L’armée était autorisé à arrêter les civils, jusqu’à la tenue du référendum, afin de préserver la sécurité nationale. C’est ainsi les nouveaux pouvoir qui lui ont été conférés par le président pour pouvoir maintenir son référendum. Elle devient le troisième acteur du conflit, après être sortie de l’ombre en appelant les différentes parties au dialogue. Certains accusent l’armée et les Frères Musulmans d’un complot pour se partager le pouvoir, après la révolution de février 2011. Tous doutes de quel côté elle se rangera dans cette nouvelle bataille. La nouvelle constitution, qui était votée en ce samedi 15 décembre, maintien l’emprise économique de l’armée et accorde un statut juridique aux tribunaux militaires, comme celui de la justice civile. Toujours est-il que les militaires ont retenu la leçon et ne souhaitent pas s’impliquer dans le conflit sur le terrain. Et les Égyptiens ne semblent pas non plus prêt à accepter une nouvelle place politique pour l’armée : certains nous ont dit que les militaires au pouvoir seraient pire que Mohamed Morsi.

La place Tahrir est toujours occupée par les opposants à Mohammed Morsi et le palais présidentiel Al Ittihadia est devenu le nouveau symbole des luttes engagées dans le pays depuis bientôt un mois.

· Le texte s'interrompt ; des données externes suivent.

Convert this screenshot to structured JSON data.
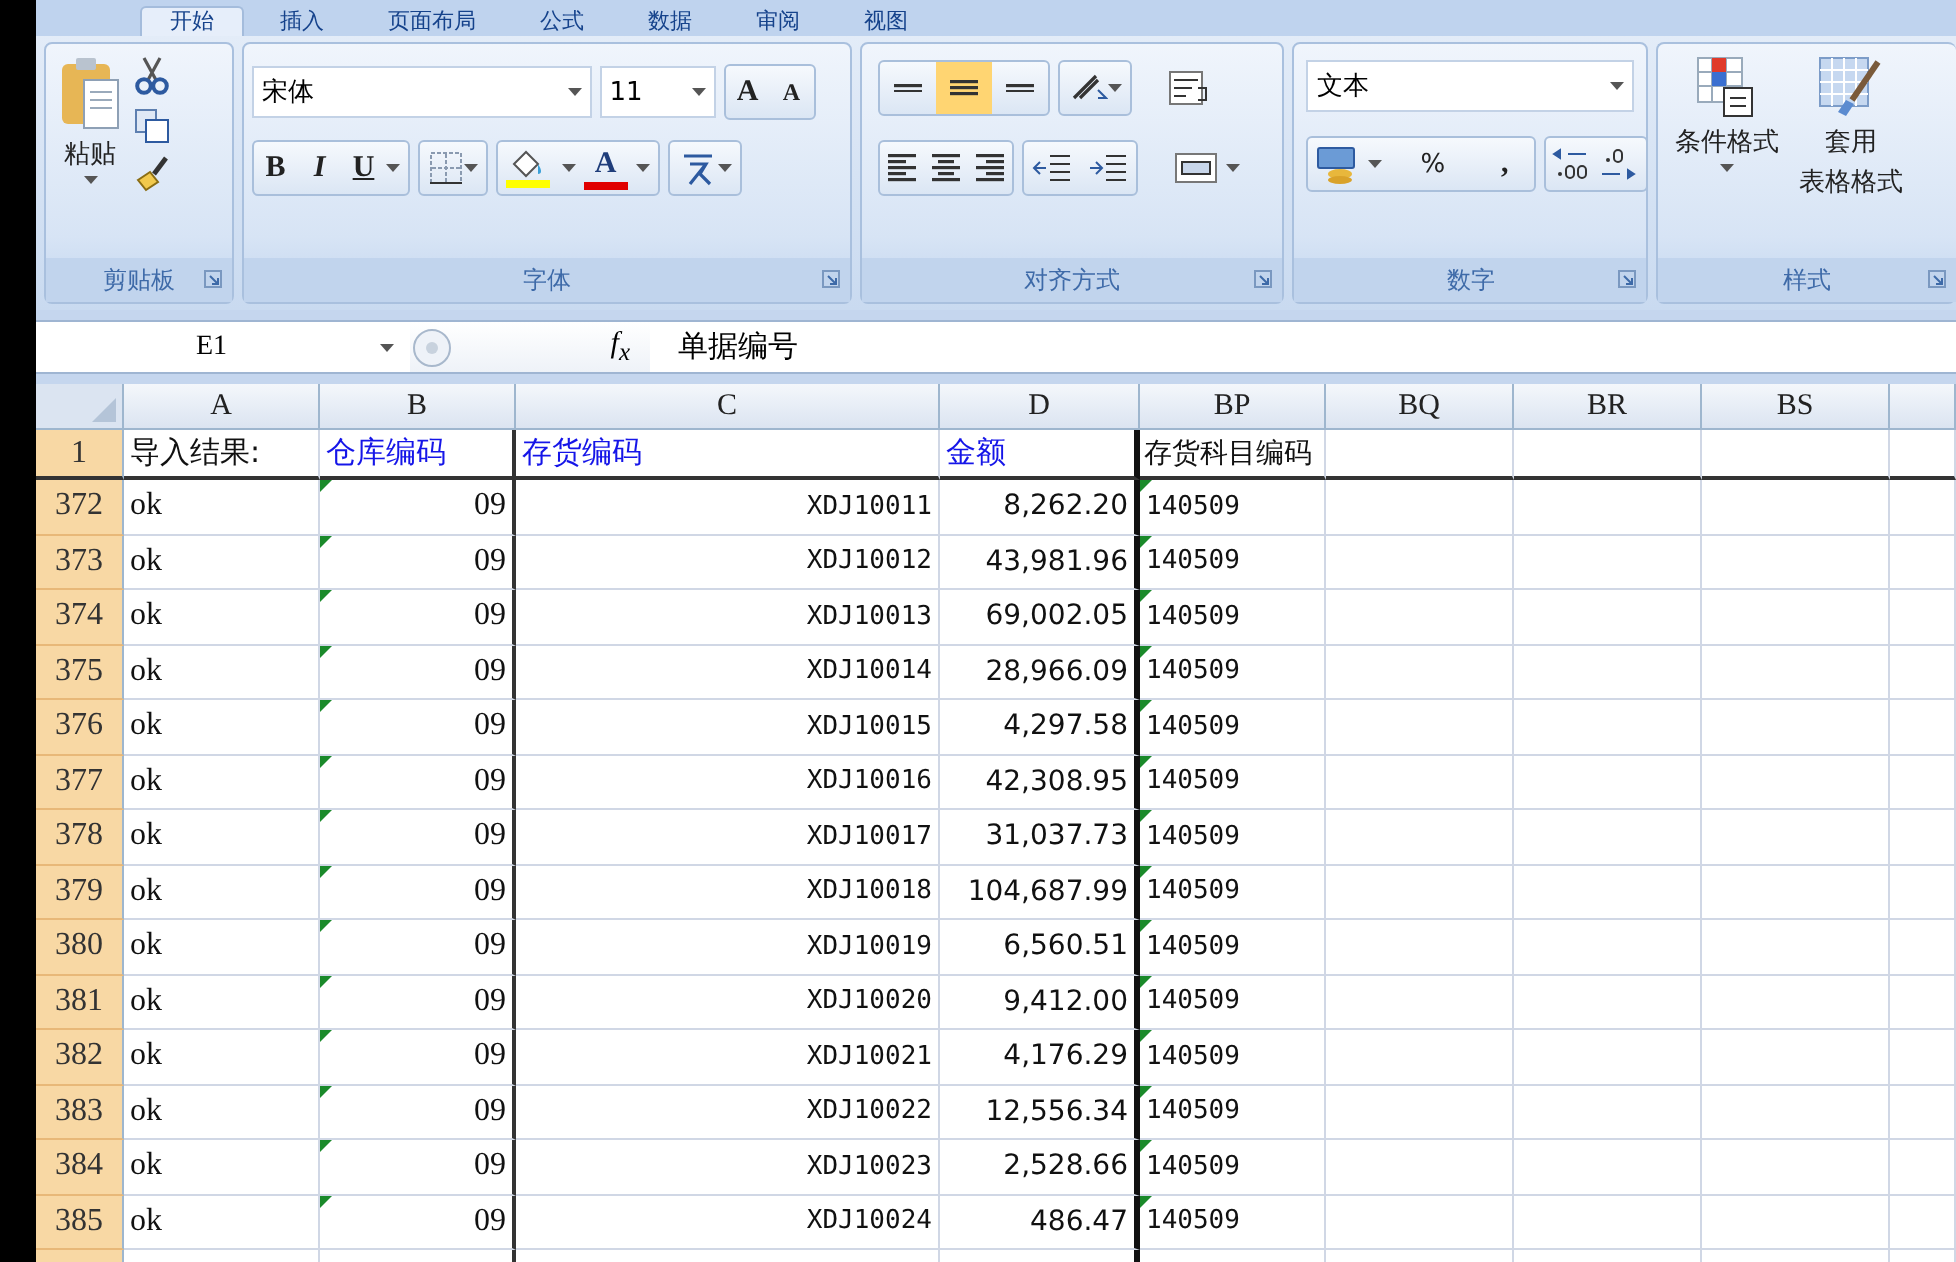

Plusieurs violences ont été constatées ces derniers jours entre les partisans du président et les autres, notamment dans la nuit du 5 au 6 décembre. On a fait état de huit morts et de centaines de blessés. Il est pour autant difficile de mesurer l’ampleur de ces violences. Les vidéo de ces incidents, sur lesquelles l’on voit des hommes se faire frapper violemment, des voitures brûler et des photos de victimes blessées circulent sur Facebook. Incidents isolés ou escalade de la violence que ces images ne font qu’attiser ? Il est sans doute encore trop tôt pour le dire. Toujours est-il que celles-ci ne font que contribuer à construire un climat de peur et de méfiance au sein du peuple, et créer une division entre les partisans du président et les révolutionnaires.

Chaque camp prétend que les martyrs qui sont tombés étaient de son côté, et Dia Rachwane, politologue et spécialiste des mouvements islamistes, va jusqu’à déclarer que Les Frères Musulmans ont transformés le conflit politique en un conflit religieux-civil. ( Al Haram Hebdo n° 952, Heba Nasreddine, « Les discours et l’autre réalité »),

Au delà de cette position officielle, il y a de multiples informations qui nous parviennent au jour le jour, et l’on n’arrive plus très bien a distinguer le vrai du faux. En effet, les rumeurs vont bons trains en ce climat d’incertitude rythmé par les manifestations du mardi et du vendredi de chaque semaine. Voici quelques unes des répliques que l’on peut entendre ici ou là…

Crédit photo : ingrid Quefeulou&Paulina Raduchowska

«  Achète du crédit pour ton téléphone, on ne sait pas ce qui va se passer aujourd’hui. » Est-ce que mon téléphone m’aidera vraiment en cas de crise ?

« Avez-vous fait des courses de nourritures ? Juste au cas où il se passe quelque chose…» Les épiceries vont être pillées ?

« Il y a des gens avec des épées en bas de chez moi qui m’empêchent de passer ! », des épées, tu es sûr ?

« Est-ce que vous avez peur ?!!! ». Pourquoi, on devrait ?

« La révolution à commencé comme ça…». Dois-je en déduire que c’est la révolution ?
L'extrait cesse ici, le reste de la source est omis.